A lot of unexpected things happen when you are living with Angelman syndrome. Sometimes Juliana gets sick. Other times, she’s not really happy about doing things or going places. When the activity is necessary, we push past the behavior. If the event is not time-sensitive, we plan a way to make it up as a do-over.
And then there are moments when we don’t necessarily know what’s going on with her. So, given these issues and the other emotional situations that we face with Angelman syndrome, last-minute plans can add to our stress as parents of an Angel. Sometimes this isn’t easy for people to understand — even for friends who are close to us.
Getting better with time
As my husband and I get older, many of our friends are getting older, too. Their kids are growing up and becoming more independent. Juliana’s 11-year-old sister, Jessa, is reaching her stride as a preteen. Juliana is becoming more independent, too, but in a different way.

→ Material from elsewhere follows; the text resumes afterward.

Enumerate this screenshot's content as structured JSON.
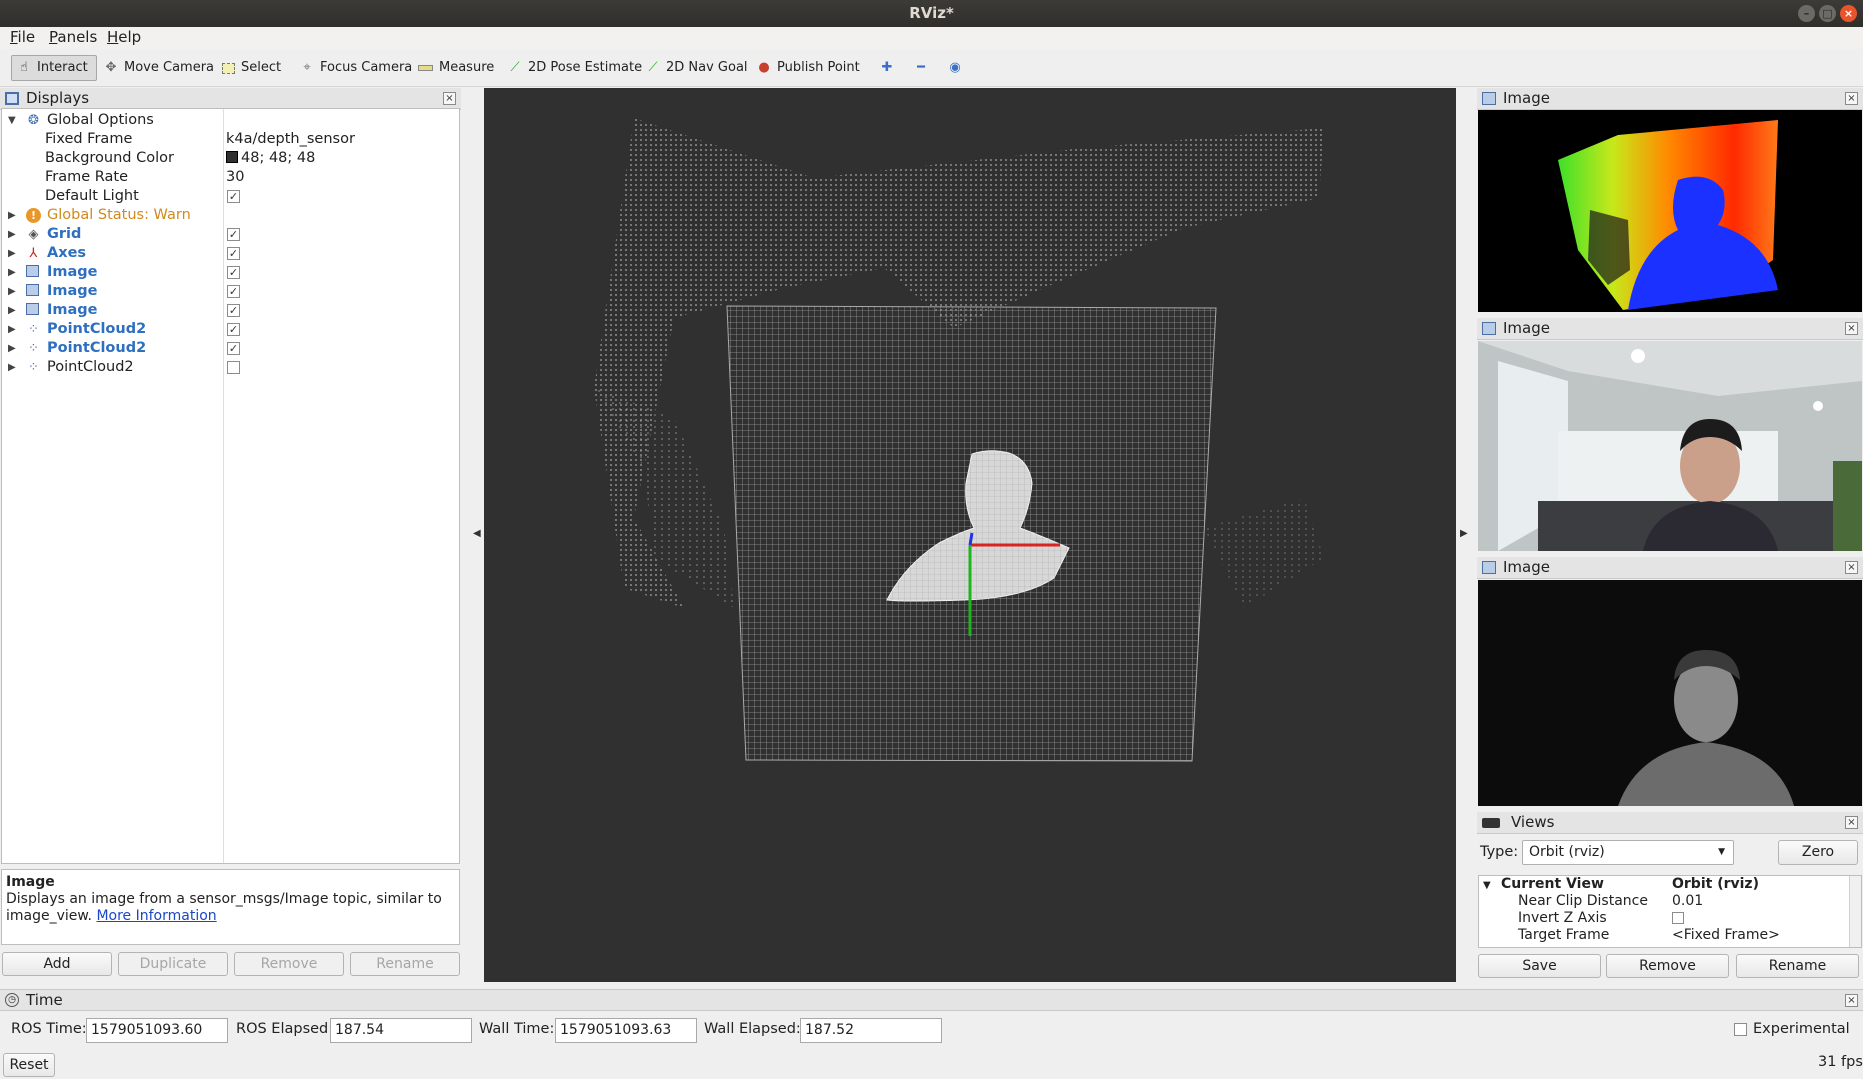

So last-minute golf outings, play dates, or even a quick lunch simply may not work for us. When I can, I do my best to accommodate some last-minute events. After all, not every part of life can be planned.
It took my husband some time to make this adjustment. When he wants to add something to our schedule, he says, “I know the answer is probably no, but …” I do my best to make it work, but in reality, every choice depends on what is already happening.
To make our life run semi-normally, I’m shifting daily life puzzle pieces to make them fit. One wrong piece and the puzzle doesn’t work. Years ago, when I learned to make peace with this type of planning, our lives began to feel more normal for us. But it can be difficult at the beginning of living with Angelman syndrome, when you feel like you’re missing out on something.
I let go of that guilt and remorse a long time ago. Instead, I know and appreciate that when our lives have more routine and flexibility for unexpected things, it makes for a smoother journey.